$45 Million Worth of Art Is Being Held Hostage for Julian Assange’s Life

"In our time, to destroy art is much more taboo than destroying the life of people," said artist Andrei Molodkin.

Supporters of Julian Assange ride around Westminster landmarks on July 1, 2022 in London, England. Photo by Guy Smallman/Getty Images

Last week, the U.N. urged the U.K. not to extradite WikiLeaks founder Julian Assange to the U.S. for fear that he could be detained in solitary confinement, submitted to ill-treatment akin to torture, and potentially sentenced to 175 years in prison. Yet, how many people are paying close attention to the outcome of Assange’s appeal against extradition, which will be heard at London’s High Court next week?

The renegade Russian artist Andrei Molodkin has come up with a new way to raise awareness of the matter. He has placed 16 artworks, including pieces by Picasso, Rembrandt, and Warhol, inside a 32-ton safe room. These masterpieces, worth an estimated total of $45 million, are being held hostage, and if Assange dies in custody—the likely outcome of a conviction in the U.S. —they will all be destroyed in a so-called “dead man’s switch.”

Molodkin has stored a highly corrosive acid powder and an accelerator inside the vault, which together could cause a chemical reaction that will pulverize the locked-up paintings. The switch to mix the two is connected to a 24-hour timer that must be regularly reset by someone close enough to Assange to know whether he is still alive. If the timer gets to zero, the art will be gone forever. If Assange gets out alive, each work will be returned to its donor.

“In our time, to destroy art is much more taboo than destroying the life of people,” said Molodkin.

Andrei Molodkin, Dead Man’s Switch. Photo: © The Foundry Studio.

Among the works that have been donated to the vault either by the artist, a gallerist, or a collector are pieces by Jasper Johns, Robert Rauschenberg, Sarah Lucas, and Jake Chapman. The titles of the works have not been released.

Molodkin sees Dead Man’s Switch as a conceptual work, not a piece of political activism. In the tradition of “political minimalism,” he hopes to make a portrait of our time that is composed of a person’s life, fragments of art history, and a destructive element, according to the artist.

For Molodkin, who was born in 1966, the importance of freedom of expression feels particularly urgent because of the time he spent living under the Soviet Union as a young man. He now fears that the persecution of Assange is a canary in a gold mine.

“The more he is punished, it means in the future there will not be any more freedom,” he said. “Art and freedom is the same thing. You can’t produce any culture without freedom or you are just a propaganda service.”
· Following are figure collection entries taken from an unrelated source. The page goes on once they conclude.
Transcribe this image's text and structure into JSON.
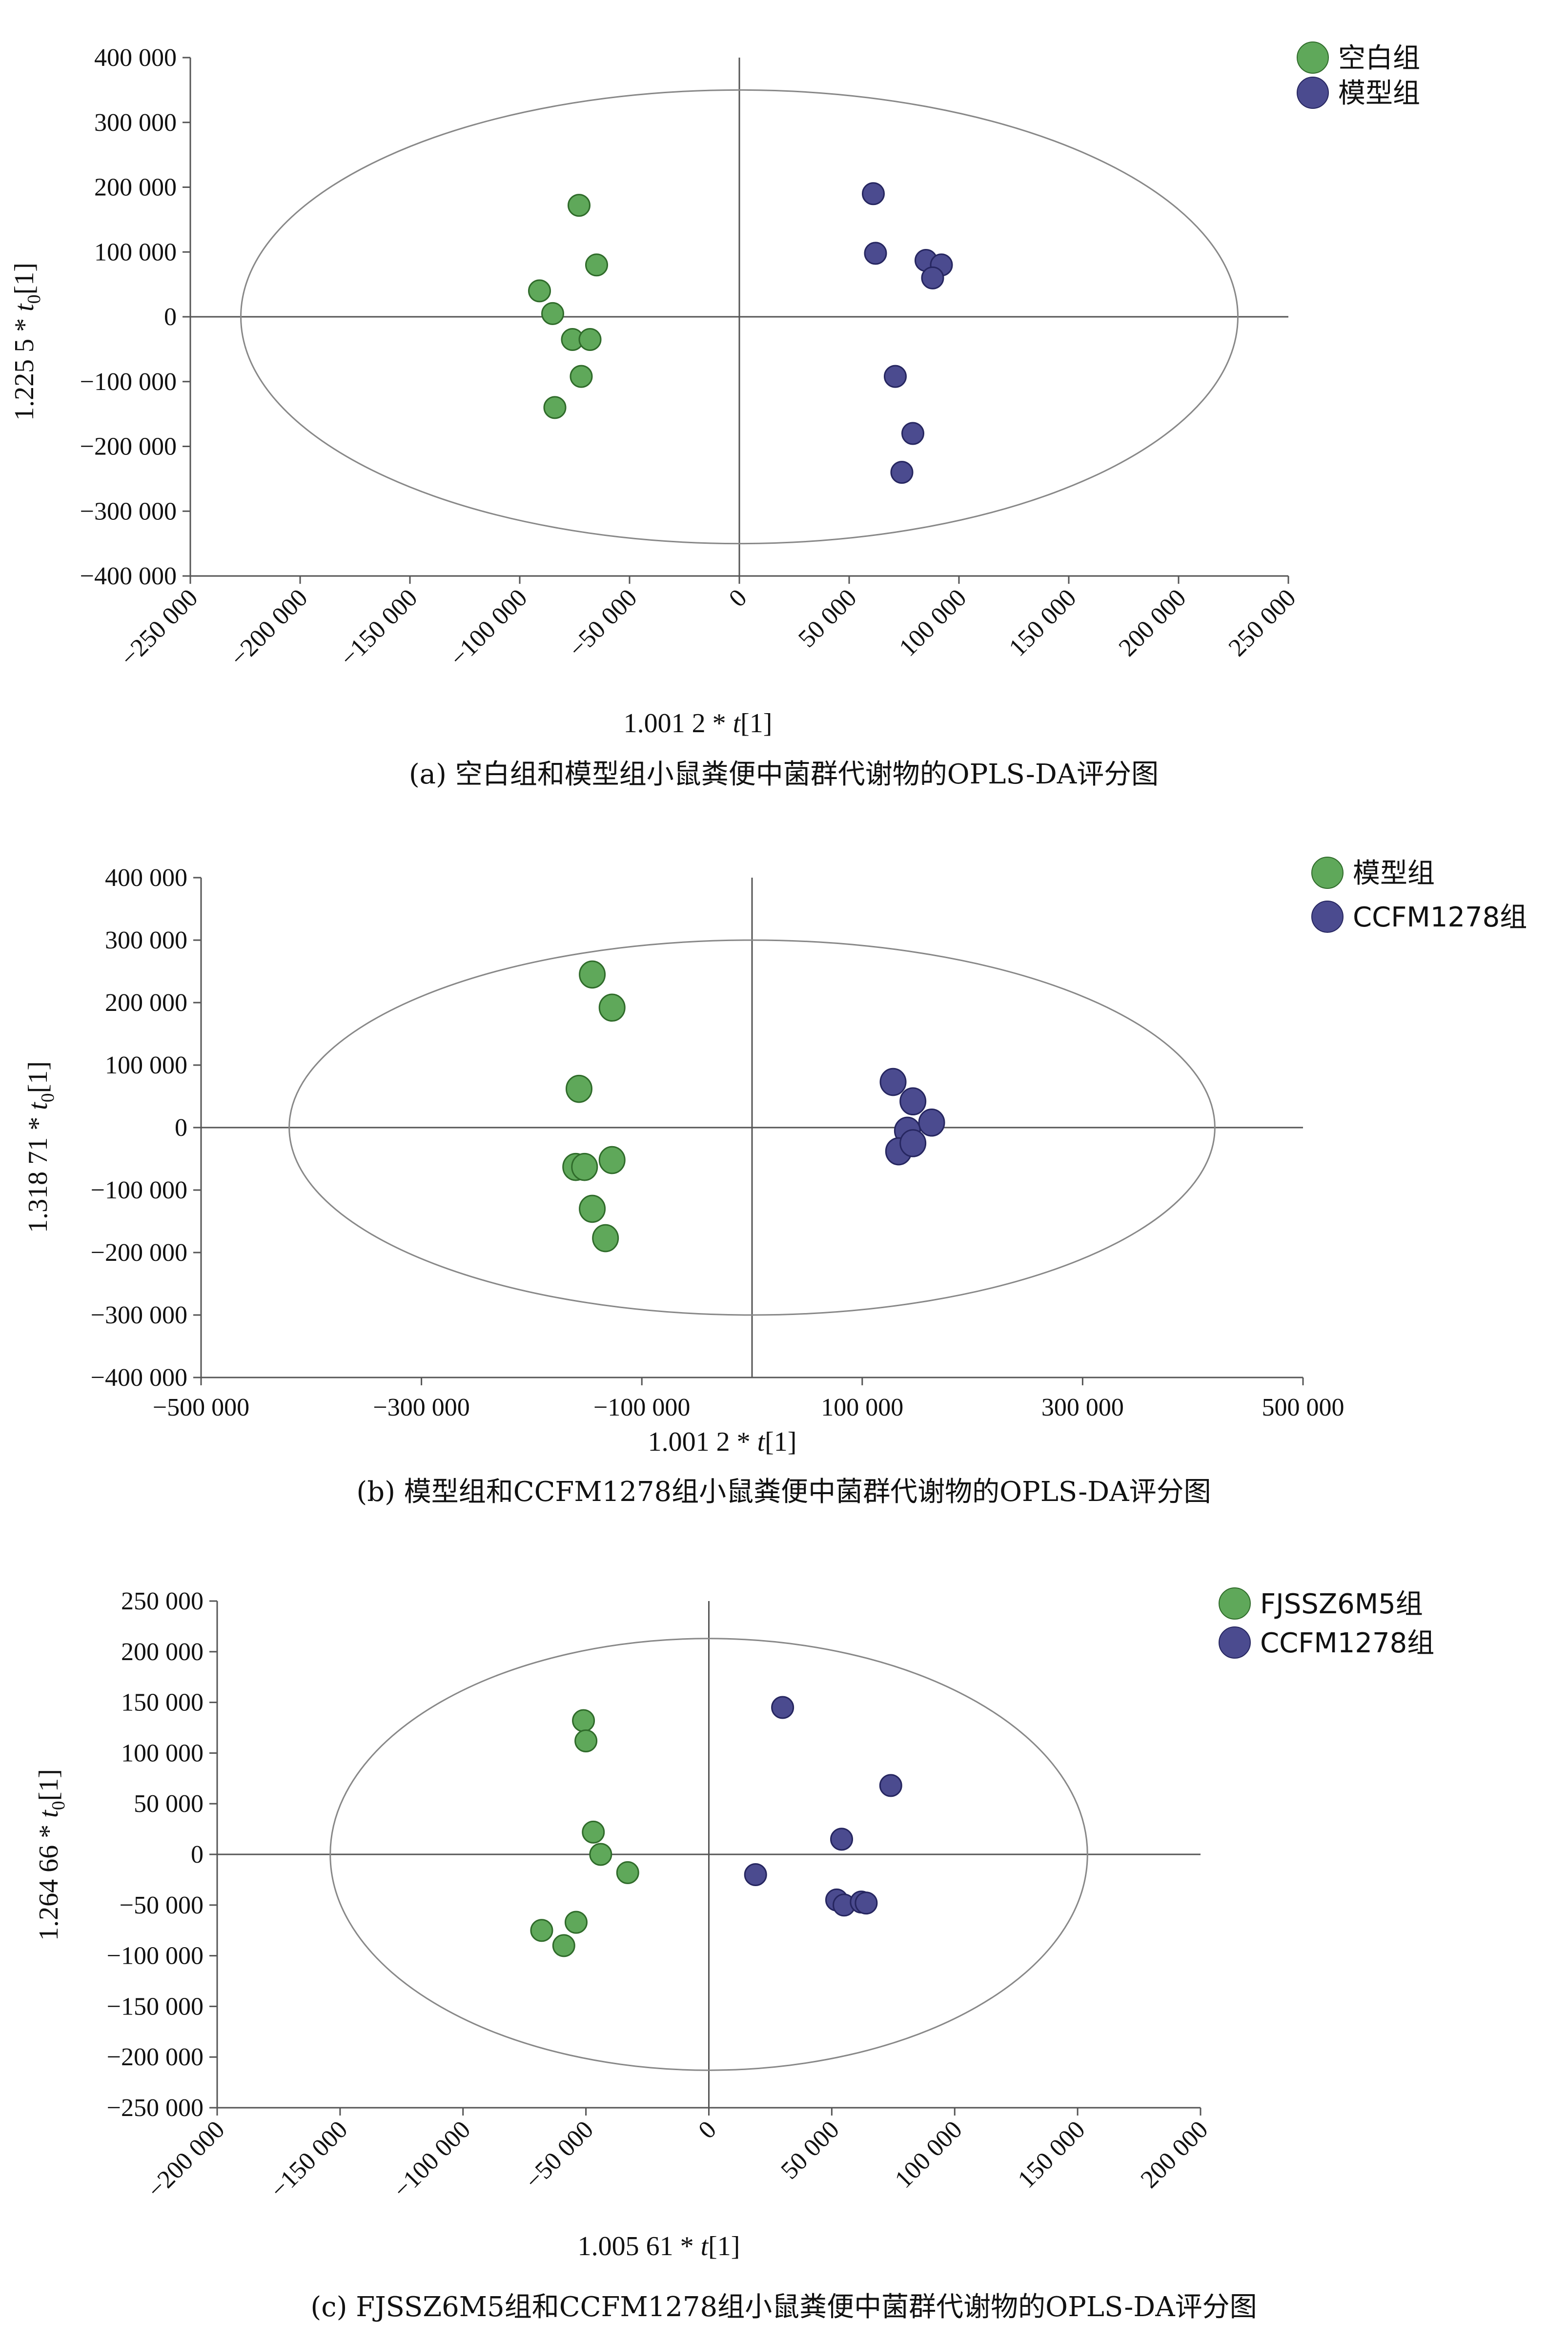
{
  "colors": {
    "green": "#5fa85a",
    "green_edge": "#2f6b2a",
    "blue": "#4b4b8f",
    "blue_edge": "#262660",
    "axis": "#555555",
    "ellipse": "#888888"
  },
  "chart_data": [
    {
      "type": "scatter",
      "caption": "(a) 空白组和模型组小鼠粪便中菌群代谢物的OPLS-DA评分图",
      "xlabel": {
        "coef": "1.001 2 * ",
        "var": "t",
        "suffix": "[1]"
      },
      "ylabel": {
        "coef": "1.225 5 * ",
        "var": "t",
        "sub": "0",
        "suffix": "[1]"
      },
      "xlim": [
        -250000,
        250000
      ],
      "ylim": [
        -400000,
        400000
      ],
      "xticks": [
        -250000,
        -200000,
        -150000,
        -100000,
        -50000,
        0,
        50000,
        100000,
        150000,
        200000,
        250000
      ],
      "xtick_labels": [
        "−250 000",
        "−200 000",
        "−150 000",
        "−100 000",
        "−50 000",
        "0",
        "50 000",
        "100 000",
        "150 000",
        "200 000",
        "250 000"
      ],
      "yticks": [
        400000,
        300000,
        200000,
        100000,
        0,
        -100000,
        -200000,
        -300000,
        -400000
      ],
      "ytick_labels": [
        "400 000",
        "300 000",
        "200 000",
        "100 000",
        "0",
        "−100 000",
        "−200 000",
        "−300 000",
        "−400 000"
      ],
      "xtick_rotate": true,
      "ellipse": {
        "rx": 227000,
        "ry": 350000
      },
      "legend_position": "top-right",
      "series": [
        {
          "name": "空白组",
          "color": "green",
          "x": [
            -73000,
            -65000,
            -91000,
            -85000,
            -76000,
            -68000,
            -72000,
            -84000
          ],
          "y": [
            172000,
            80000,
            40000,
            5000,
            -35000,
            -35000,
            -92000,
            -140000
          ]
        },
        {
          "name": "模型组",
          "color": "blue",
          "x": [
            61000,
            62000,
            85000,
            92000,
            88000,
            71000,
            79000,
            74000
          ],
          "y": [
            190000,
            98000,
            87000,
            80000,
            60000,
            -92000,
            -180000,
            -240000
          ]
        }
      ]
    },
    {
      "type": "scatter",
      "caption": "(b) 模型组和CCFM1278组小鼠粪便中菌群代谢物的OPLS-DA评分图",
      "xlabel": {
        "coef": "1.001 2 * ",
        "var": "t",
        "suffix": "[1]"
      },
      "ylabel": {
        "coef": "1.318 71 * ",
        "var": "t",
        "sub": "0",
        "suffix": "[1]"
      },
      "xlim": [
        -500000,
        500000
      ],
      "ylim": [
        -400000,
        400000
      ],
      "xticks": [
        -500000,
        -300000,
        -100000,
        100000,
        300000,
        500000
      ],
      "xtick_labels": [
        "−500 000",
        "−300 000",
        "−100 000",
        "100 000",
        "300 000",
        "500 000"
      ],
      "yticks": [
        400000,
        300000,
        200000,
        100000,
        0,
        -100000,
        -200000,
        -300000,
        -400000
      ],
      "ytick_labels": [
        "400 000",
        "300 000",
        "200 000",
        "100 000",
        "0",
        "−100 000",
        "−200 000",
        "−300 000",
        "−400 000"
      ],
      "xtick_rotate": false,
      "ellipse": {
        "rx": 420000,
        "ry": 300000
      },
      "legend_position": "top-right",
      "series": [
        {
          "name": "模型组",
          "color": "green",
          "x": [
            -145000,
            -127000,
            -157000,
            -127000,
            -160000,
            -152000,
            -145000,
            -133000
          ],
          "y": [
            245000,
            192000,
            62000,
            -52000,
            -63000,
            -63000,
            -130000,
            -177000
          ]
        },
        {
          "name": "CCFM1278组",
          "color": "blue",
          "x": [
            128000,
            146000,
            163000,
            141000,
            133000,
            146000
          ],
          "y": [
            73000,
            42000,
            8000,
            -5000,
            -38000,
            -25000
          ]
        }
      ]
    },
    {
      "type": "scatter",
      "caption": "(c) FJSSZ6M5组和CCFM1278组小鼠粪便中菌群代谢物的OPLS-DA评分图",
      "xlabel": {
        "coef": "1.005 61 * ",
        "var": "t",
        "suffix": "[1]"
      },
      "ylabel": {
        "coef": "1.264 66 * ",
        "var": "t",
        "sub": "0",
        "suffix": "[1]"
      },
      "xlim": [
        -200000,
        200000
      ],
      "ylim": [
        -250000,
        250000
      ],
      "xticks": [
        -200000,
        -150000,
        -100000,
        -50000,
        0,
        50000,
        100000,
        150000,
        200000
      ],
      "xtick_labels": [
        "−200 000",
        "−150 000",
        "−100 000",
        "−50 000",
        "0",
        "50 000",
        "100 000",
        "150 000",
        "200 000"
      ],
      "yticks": [
        250000,
        200000,
        150000,
        100000,
        50000,
        0,
        -50000,
        -100000,
        -150000,
        -200000,
        -250000
      ],
      "ytick_labels": [
        "250 000",
        "200 000",
        "150 000",
        "100 000",
        "50 000",
        "0",
        "−50 000",
        "−100 000",
        "−150 000",
        "−200 000",
        "−250 000"
      ],
      "xtick_rotate": true,
      "ellipse": {
        "rx": 154000,
        "ry": 213000
      },
      "legend_position": "top-right",
      "series": [
        {
          "name": "FJSSZ6M5组",
          "color": "green",
          "x": [
            -51000,
            -50000,
            -47000,
            -44000,
            -33000,
            -68000,
            -54000,
            -59000
          ],
          "y": [
            132000,
            112000,
            22000,
            0,
            -18000,
            -75000,
            -67000,
            -90000
          ]
        },
        {
          "name": "CCFM1278组",
          "color": "blue",
          "x": [
            30000,
            74000,
            54000,
            19000,
            52000,
            55000,
            62000,
            64000
          ],
          "y": [
            145000,
            68000,
            15000,
            -20000,
            -45000,
            -50000,
            -47000,
            -48000
          ]
        }
      ]
    }
  ]
}
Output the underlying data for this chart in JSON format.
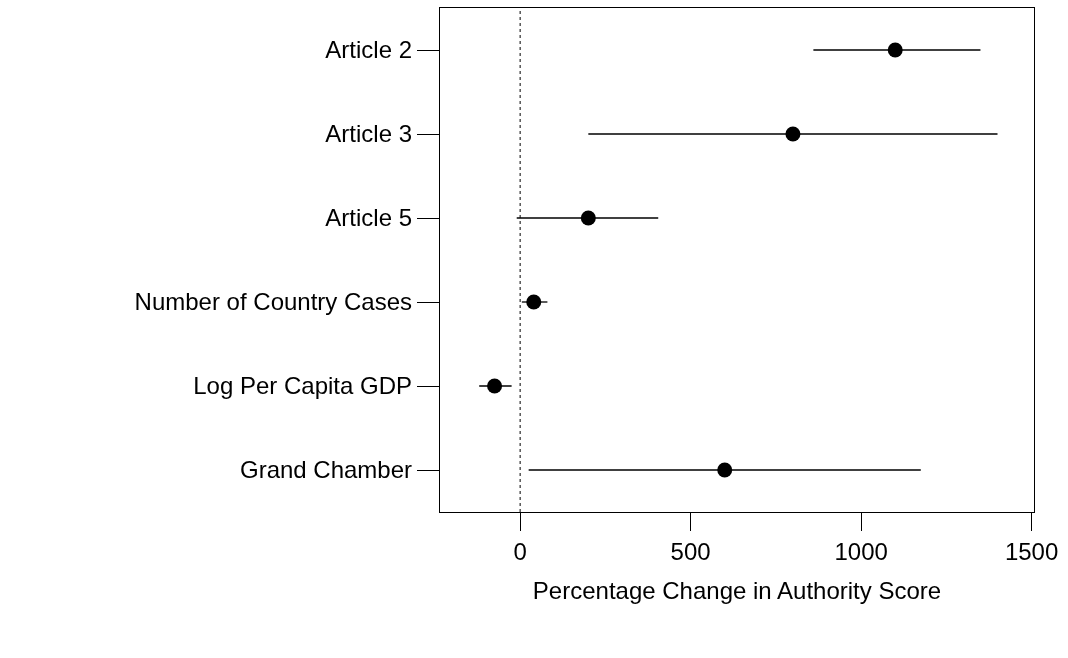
{
  "chart_data": {
    "type": "scatter",
    "xlabel": "Percentage Change in Authority Score",
    "categories": [
      "Article 2",
      "Article 3",
      "Article 5",
      "Number of Country Cases",
      "Log Per Capita GDP",
      "Grand Chamber"
    ],
    "orientation": "horizontal",
    "values": [
      1100,
      800,
      200,
      40,
      -75,
      600
    ],
    "errors": [
      [
        860,
        1350
      ],
      [
        200,
        1400
      ],
      [
        -10,
        405
      ],
      [
        5,
        80
      ],
      [
        -120,
        -25
      ],
      [
        25,
        1175
      ]
    ],
    "color": "#000000",
    "marker": "circle",
    "xlim": [
      -235,
      1507
    ],
    "xticks": [
      0,
      500,
      1000,
      1500
    ],
    "ref_lines": [
      {
        "axis": "x",
        "value": 0,
        "line_style": "dotted",
        "color": "#000000"
      }
    ]
  }
}
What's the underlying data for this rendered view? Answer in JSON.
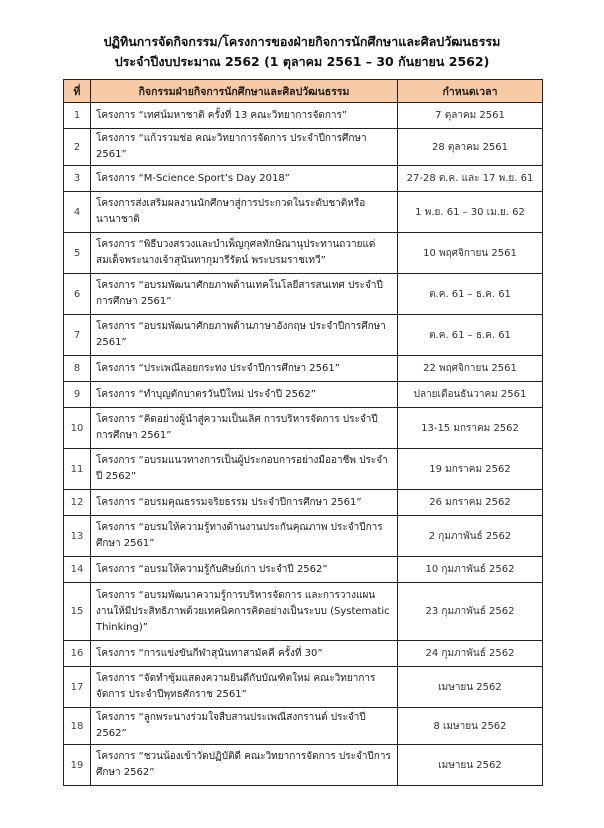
{
  "title": {
    "line1": "ปฏิทินการจัดกิจกรรม/โครงการของฝ่ายกิจการนักศึกษาและศิลปวัฒนธรรม",
    "line2": "ประจำปีงบประมาณ 2562 (1 ตุลาคม 2561 – 30 กันยายน 2562)"
  },
  "table": {
    "header_color": "#f8caa5",
    "columns": [
      "ที่",
      "กิจกรรมฝ่ายกิจการนักศึกษาและศิลปวัฒนธรรม",
      "กำหนดเวลา"
    ],
    "rows": [
      {
        "no": "1",
        "activity": "โครงการ “เทศน์มหาชาติ ครั้งที่ 13 คณะวิทยาการจัดการ”",
        "date": "7 ตุลาคม 2561"
      },
      {
        "no": "2",
        "activity": "โครงการ “แก้วรวมช่อ คณะวิทยาการจัดการ ประจำปีการศึกษา 2561”",
        "date": "28 ตุลาคม 2561"
      },
      {
        "no": "3",
        "activity": "โครงการ “M-Science Sport’s Day 2018”",
        "date": "27-28 ต.ค. และ 17 พ.ย. 61"
      },
      {
        "no": "4",
        "activity": "โครงการส่งเสริมผลงานนักศึกษาสู่การประกวดในระดับชาติหรือนานาชาติ",
        "date": "1 พ.ย. 61 – 30 เม.ย. 62"
      },
      {
        "no": "5",
        "activity": "โครงการ “พิธีบวงสรวงและบำเพ็ญกุศลทักษิณานุประทานถวายแด่สมเด็จพระนางเจ้าสุนันทากุมารีรัตน์ พระบรมราชเทวี”",
        "date": "10 พฤศจิกายน 2561"
      },
      {
        "no": "6",
        "activity": "โครงการ “อบรมพัฒนาศักยภาพด้านเทคโนโลยีสารสนเทศ ประจำปีการศึกษา 2561”",
        "date": "ต.ค. 61 – ธ.ค. 61"
      },
      {
        "no": "7",
        "activity": "โครงการ “อบรมพัฒนาศักยภาพด้านภาษาอังกฤษ ประจำปีการศึกษา 2561”",
        "date": "ต.ค. 61 – ธ.ค. 61"
      },
      {
        "no": "8",
        "activity": "โครงการ “ประเพณีลอยกระทง ประจำปีการศึกษา 2561”",
        "date": "22 พฤศจิกายน 2561"
      },
      {
        "no": "9",
        "activity": "โครงการ “ทำบุญตักบาตรวันปีใหม่ ประจำปี 2562”",
        "date": "ปลายเดือนธันวาคม 2561"
      },
      {
        "no": "10",
        "activity": "โครงการ “คิดอย่างผู้นำสู่ความเป็นเลิศ การบริหารจัดการ ประจำปีการศึกษา 2561”",
        "date": "13-15 มกราคม 2562"
      },
      {
        "no": "11",
        "activity": "โครงการ “อบรมแนวทางการเป็นผู้ประกอบการอย่างมืออาชีพ ประจำปี 2562”",
        "date": "19 มกราคม 2562"
      },
      {
        "no": "12",
        "activity": "โครงการ “อบรมคุณธรรมจริยธรรม ประจำปีการศึกษา 2561”",
        "date": "26 มกราคม 2562"
      },
      {
        "no": "13",
        "activity": "โครงการ “อบรมให้ความรู้ทางด้านงานประกันคุณภาพ ประจำปีการศึกษา 2561”",
        "date": "2 กุมภาพันธ์ 2562"
      },
      {
        "no": "14",
        "activity": "โครงการ “อบรมให้ความรู้กับศิษย์เก่า ประจำปี 2562”",
        "date": "10 กุมภาพันธ์ 2562"
      },
      {
        "no": "15",
        "activity": "โครงการ “อบรมพัฒนาความรู้การบริหารจัดการ และการวางแผนงานให้มีประสิทธิภาพด้วยเทคนิคการคิดอย่างเป็นระบบ (Systematic Thinking)”",
        "date": "23 กุมภาพันธ์ 2562"
      },
      {
        "no": "16",
        "activity": "โครงการ “การแข่งขันกีฬาสุนันทาสามัคคี ครั้งที่ 30”",
        "date": "24 กุมภาพันธ์ 2562"
      },
      {
        "no": "17",
        "activity": "โครงการ “จัดทำซุ้มแสดงความยินดีกับบัณฑิตใหม่ คณะวิทยาการจัดการ ประจำปีพุทธศักราช 2561”",
        "date": "เมษายน 2562"
      },
      {
        "no": "18",
        "activity": "โครงการ “ลูกพระนางร่วมใจสืบสานประเพณีสงกรานต์ ประจำปี 2562”",
        "date": "8 เมษายน 2562"
      },
      {
        "no": "19",
        "activity": "โครงการ “ชวนน้องเข้าวัดปฏิบัติดี คณะวิทยาการจัดการ ประจำปีการศึกษา 2562”",
        "date": "เมษายน 2562"
      }
    ]
  }
}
Assange launched WikiLeaks in 2006 and used the site to publish sensitive documents, including items leaked by U.S. soldier and whistleblower Chelsea Manning in 2010. He has been held at Belmarsh Prison in London for the past five years but is wanted by the U.S. for violating the Espionage Act. The U.K. approved his extradition in June 2022 but he is now making a final plea to be allowed to remain.

Dead Man’s Switch has been created with the approval of Assange’s wife, Stella Assange. It is located in La Raillère, a former spa resort. An hour’s drive away is The Foundry, an ex-munition factory in the small spa town of Cauterets in the French Pyrenees that was acquired by Molodkin. Since 2014, he has been converting it into a dedicated space for radical and controversial art. For example, it is where the American photographer Andres Serrano shot his “Torture” series in 2015.

“In our time of conflict and catastrophe, no big museum or commercial gallery accepts extreme or very political projects,” Molodkin said. “I believe this type of platform has to exist.”